I started reading Stanislav Aseyev’s book In Isolation out of a sense of duty. He’s a Ukrainian writer from the Donbas (a region that has been occupied by the Russians for 8 years), a hero of Ukrainian resistance, and he has been translated into English. How can I not support him through something as small as a purchase of the book?
The reading of the book, however, became a very profound experience. I can only read it in small portions because every short chapter is like a session with a psychoanalyst. This writer looks into the depths of my soul and understands me the way I have never been understood. Here, for instance, is a quote from a chapter that blew my mind:
In a regular civil society, people’s minds are usually troubled by issues such as abortion, the death penalty, euthanasia, corruption in government, and the freedom and effectiveness of the press. Some might see these topics as overblown, while others can barely have a cup of coffee without catching up on the latest news. But none of these matters trouble people’s minds in the Donbas. For as long as I can remember, I’ve always heard, “We don’t make the decisions.” All we could do was think about the price of butter or how expensive potatoes had become, while the powers-that-be had already decided everything for us. My friends, have you never stopped to think why this is so, why people whose strength of character and will enables them to descend half a mile below the surface of the earth while under artillery fire are so indifferent and apathetic to their own fate?

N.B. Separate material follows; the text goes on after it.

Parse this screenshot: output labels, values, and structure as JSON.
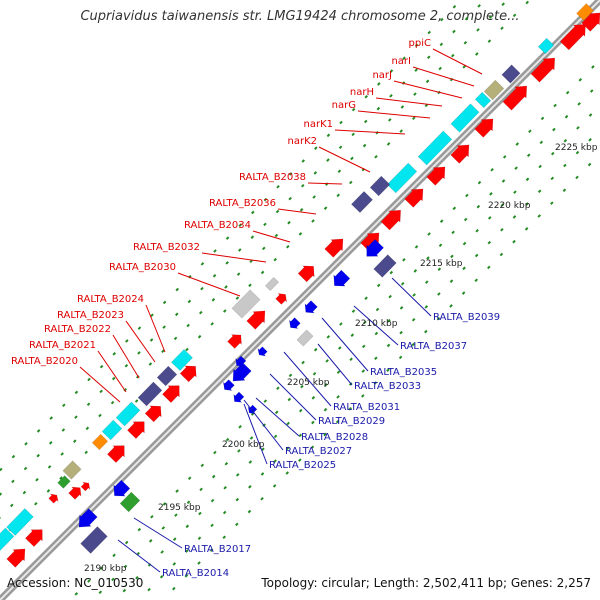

Stanislav Aseyev, In Isolation
Aseyev is talking about the coal miners in the Donbas but I had the same experience with my fellow college students in Kharkiv in the 1990s. Their indifference to absolutely everything except slavish, meaningless toil on the dusty, grimy plots of land they called dachas was complete. We were 18, 19, 20 years old. I’d try to talk about boys, music, politics, TV shows, celebrity gossip but all I got were blank stares. Tired, indifferent looks that only got animated when my friends shared how much they had slaved at their stupid dachas over the weekend. The point of pride was not the profit they derived from the dachas (there was none) but the suffering they experienced in the struggle with them.
And here is Aseyev, talking about the same thing:
This is the very essence of the psychology of the people of the Donbas, for whom ideals like freedom and equality always came down to the choice of rope for their own noose. The mentality of a person who works 12 hours a day in very harsh conditions for a monthly paycheck of between $100 and $130 turns into something that might be called masochistic, cursing this way of living and at the same time unable to imagine an existence outside of it.
Stanislav Aseyev, In Isolation
Aseyev compares this attitude of resentful hostility to that of the liberated serfs in 1861. I left the Ukraine that was almost invariably like this in 1998 because I couldn’t abide this life in the world of the living dead anymore. Since then, the rest of Ukraine somehow moved to normalcy but the Donbas got stuck behind. I see this in the attitudes of my cousins who are in their thirties and who can’t be moved to adopting any strategy beyond resentful indifference interspersed with angry demands for money even in the midst of a war.
I’ve tried to explain this to people for years. “But are the residents of the Donbas for Russia? Or are they for Ukraine? What do they want?” people ask. And. . . it’s just not like that. On the pages of Aseyev’s book I find the dead, indifferent Ukraine that I left in 1998 and that still exists in the Donbas.